Turn Your 2.5-inch HDD Into a USB 3.0 External Drive
This enclosure from Super Talent will turn your 2.5-inch HDD into a USB-based external drive.
Thursday Super Talent revealed the USB 3.0 Storage POD enclosure, a hard drive enclosure that converts almost any 2.5-inch HDD into a USB 3.0 external hard disk. This device is relatively cheap and easy to install, requiring only two screws and less than 5 minutes to complete.
"Chances are you already have an external USB drive and its USB 2.0 connector is holding it back," the company said. "The USB 2.0 bus keeps most drives from performing at their true potential and relegates their usage to simple storage backup. Now you can do something about it. By simply changing the enclosure, you can liberate your existing HDD and see double and even triple the speed - without reformatting. "
To install, users simply cram any 2.5-inch SATA HDD into the USB 3.0 Storage POD enclosure. A specially designed rubber grommet surrounds the drive and holds it firm to provide adequate protection against shock and vibrations. To finish, just close the cover and apply the two screws.
Currently the actual release date is unknown, but the enclosure will retail for $29 USD when it hits the market. The package will include the enclosure itself, cables and a simple instruction manual. The company also offers an identical enclosure but with a 2.5-inch HDD already installed for $71 USD, which can be purchased here and at other online retailers.
It's a USB 3.0 enclosure, why is this newsworthy? Seriously, these devices have been on the market for ages, by many different manufacturers, what makes this one special enough to be newsworthy?
I sense advertising money...
Hope it was worth it
It's a USB 3.0 enclosure, why is this newsworthy? Seriously, these devices have been on the market for ages, by many different manufacturers, what makes this one special enough to be newsworthy?
I sense advertising money...
Hope it was worth it
I've been doing this with my old notebook and desktop drives since well before SATA existed and have a bunch of old 40 and 60 gig drives from dead notebooks in cases for those times when a flash drive isn't large enough.
Yh, well, at least we have backward compatibility.
Besides, I just boughta 1TB 2.5 inch USB3 Drive yesterday, from WD, nifty little thing, goes fast on the USB3 (~ 100 read / ~ 80 write ) from what I see. Cost me just 75 Euro new, so I fail to see the point of these enclosures. Few years ago it was cheaper, but now, not so much.
i dont get a motherboard with support usb3 our pcie. 3.0 either i dont have the money for that.
usb 3.0 have a greater improviments over the usb 2.0 but for now is really expansive.
Not really, A USB3 adapter is pretty standard in motherboards these days, and if you don't have it yet, its like 20 bucks, still nothing:
http://www.newegg.com/Product/Product.aspx?Item=N82E16815124102
And the external drives themselves are adopting the USB 3.0 standard as well, finally, and they pretty much come at the same price point as the older USB 2.0 drives.
So stop your whining if you haven't got your facts straight
For those of you that don't believe the tech media is that crooked:
http://www.anandtech.com/show/4486/server-rendering-hpc-benchmark-session
So, you have a bunch of sensationalist graphs of 2 different benchmarks showing AMD getting stomped.

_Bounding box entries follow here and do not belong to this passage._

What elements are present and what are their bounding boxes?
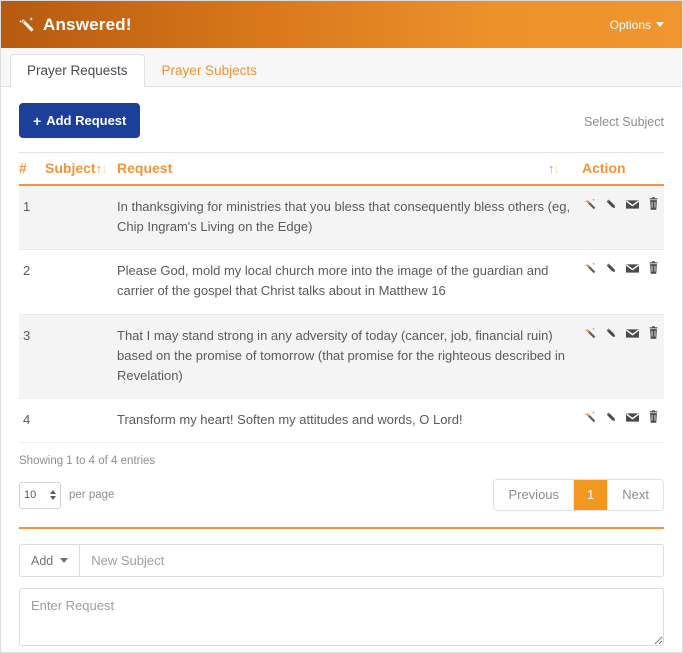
pagination-next-button[interactable]: Next: [608, 480, 663, 510]
sort-arrows-request: ↑↓: [548, 161, 559, 176]
cell-request: In thanksgiving for ministries that you …: [117, 185, 582, 250]
answered-wand-icon[interactable]: [583, 326, 597, 340]
add-request-label: Add Request: [46, 113, 126, 128]
delete-trash-icon[interactable]: [647, 261, 660, 275]
cell-subject: [45, 314, 117, 398]
cell-subject: [45, 398, 117, 442]
tab-label: Prayer Requests: [27, 63, 128, 78]
cell-request: That I may stand strong in any adversity…: [117, 314, 582, 398]
sort-descending-icon: ↓: [101, 161, 107, 176]
delete-trash-icon[interactable]: [647, 197, 660, 211]
delete-trash-icon[interactable]: [647, 410, 660, 424]
per-page-value: 10: [24, 489, 50, 501]
pagination-controls: Previous 1 Next: [493, 479, 664, 511]
select-subject-link[interactable]: Select Subject: [584, 115, 664, 129]
options-dropdown[interactable]: Options: [610, 18, 664, 32]
cell-number: 4: [19, 398, 45, 442]
brand-title: Answered!: [43, 15, 132, 35]
answered-wand-icon[interactable]: [583, 197, 597, 211]
column-header-request[interactable]: Request: [117, 153, 548, 186]
tab-prayer-subjects[interactable]: Prayer Subjects: [145, 54, 274, 88]
cell-number: 2: [19, 250, 45, 314]
column-header-subject[interactable]: Subject↑↓: [45, 153, 117, 186]
stepper-arrows-icon[interactable]: [50, 490, 56, 500]
cell-number: 1: [19, 185, 45, 250]
table-row[interactable]: 2 Please God, mold my local church more …: [19, 250, 664, 314]
cell-number: 3: [19, 314, 45, 398]
sort-toggle-request[interactable]: ↑↓: [548, 153, 582, 186]
cell-actions: [582, 398, 664, 442]
main-content: + Add Request Select Subject # Subject↑↓…: [1, 87, 682, 652]
cell-subject: [45, 185, 117, 250]
add-request-form: Add Add: [19, 544, 664, 652]
add-request-button[interactable]: + Add Request: [19, 103, 140, 138]
options-label: Options: [610, 18, 651, 32]
cell-request: Transform my heart! Soften my attitudes …: [117, 398, 582, 442]
email-envelope-icon[interactable]: [625, 326, 640, 340]
email-envelope-icon[interactable]: [625, 410, 640, 424]
cell-subject: [45, 250, 117, 314]
edit-pencil-icon[interactable]: [604, 197, 618, 211]
chevron-down-icon: [60, 558, 68, 563]
edit-pencil-icon[interactable]: [604, 410, 618, 424]
tab-bar: Prayer Requests Prayer Subjects: [1, 48, 682, 87]
stepper-up-icon[interactable]: [50, 490, 56, 494]
pagination-previous-button[interactable]: Previous: [494, 480, 574, 510]
table-toolbar: + Add Request Select Subject: [19, 103, 664, 138]
per-page-control: 10 per page: [19, 482, 114, 509]
column-header-action: Action: [582, 153, 664, 186]
plus-icon: +: [33, 114, 41, 128]
chevron-down-icon: [656, 22, 664, 27]
tab-label: Prayer Subjects: [162, 63, 257, 78]
cell-actions: [582, 314, 664, 398]
add-dropdown-label: Add: [31, 554, 53, 568]
answered-wand-icon[interactable]: [583, 410, 597, 424]
pagination-page-1-button[interactable]: 1: [574, 480, 608, 510]
section-divider: [19, 527, 664, 529]
edit-pencil-icon[interactable]: [604, 261, 618, 275]
subject-input-group: Add: [19, 544, 664, 577]
stepper-down-icon[interactable]: [50, 496, 56, 500]
table-body: 1 In thanksgiving for ministries that yo…: [19, 185, 664, 443]
table-row[interactable]: 3 That I may stand strong in any adversi…: [19, 314, 664, 398]
brand-logo[interactable]: Answered!: [17, 15, 132, 35]
cell-actions: [582, 185, 664, 250]
entries-info: Showing 1 to 4 of 4 entries: [19, 455, 664, 467]
sort-toggle-subject[interactable]: ↑↓: [96, 161, 107, 176]
per-page-stepper[interactable]: 10: [19, 482, 61, 509]
cell-actions: [582, 250, 664, 314]
per-page-label: per page: [69, 489, 114, 501]
app-window: Answered! Options Prayer Requests Prayer…: [0, 0, 683, 653]
cell-request: Please God, mold my local church more in…: [117, 250, 582, 314]
delete-trash-icon[interactable]: [647, 326, 660, 340]
new-subject-input[interactable]: [80, 544, 664, 577]
table-row[interactable]: 4 Transform my heart! Soften my attitude…: [19, 398, 664, 442]
column-header-subject-label: Subject: [45, 160, 96, 176]
app-header: Answered! Options: [1, 1, 682, 48]
add-subject-dropdown-button[interactable]: Add: [19, 544, 80, 577]
table-head: # Subject↑↓ Request ↑↓ Action: [19, 153, 664, 186]
email-envelope-icon[interactable]: [625, 261, 640, 275]
column-header-number[interactable]: #: [19, 153, 45, 186]
email-envelope-icon[interactable]: [625, 197, 640, 211]
answered-wand-icon[interactable]: [583, 261, 597, 275]
tab-prayer-requests[interactable]: Prayer Requests: [10, 54, 145, 88]
prayer-requests-table: # Subject↑↓ Request ↑↓ Action 1 In thank…: [19, 152, 664, 443]
pagination-area: Showing 1 to 4 of 4 entries 10 per page …: [19, 443, 664, 511]
table-row[interactable]: 1 In thanksgiving for ministries that yo…: [19, 185, 664, 250]
edit-pencil-icon[interactable]: [604, 326, 618, 340]
enter-request-textarea[interactable]: [19, 588, 664, 646]
table-header-row: # Subject↑↓ Request ↑↓ Action: [19, 153, 664, 186]
sort-descending-icon: ↓: [554, 161, 560, 176]
magic-wand-icon: [17, 15, 36, 34]
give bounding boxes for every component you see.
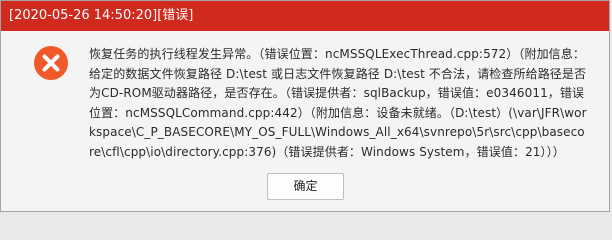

They eventually admit halfway through the article that one of the benchmarks is compiled with ICC, Intel's own compiler, but fail to admit that the other is ALSO compiled with ICC. However, nobody with a life is going to read the entire article, so the point is that you'll skim over the graphs and see AMD getting stomped, and be brainwashed into thinking that Xeon has a real-world performance advantage over Magny-Cours Opterons, which it does not.
But not USB3.
I don't know about you, but the only 2.5" HDDs I have laying around are crappy old 40GB ones that couldn't saturate USB2 bandwidth anyways. The only thing lamer than that enclosure is this article.
Reminded me of your April 1st prank news
Gimme a break.
It's a USB 3.0 enclosure, why is this newsworthy? Seriously, these devices have been on the market for ages, by many different manufacturers, what makes this one special enough to be newsworthy?
I sense advertising money...
Seems like you have made a number of posts with the same allegation.
It looks pretty cool to me. Which video are you watching? This drive claims to have a metal frame and a rubber insert, making it way different than the cheap enclosures on New Egg.
I want one and I am not paying any advertising to anyone. I wonder how fast it can go. Can I put an SSD in it?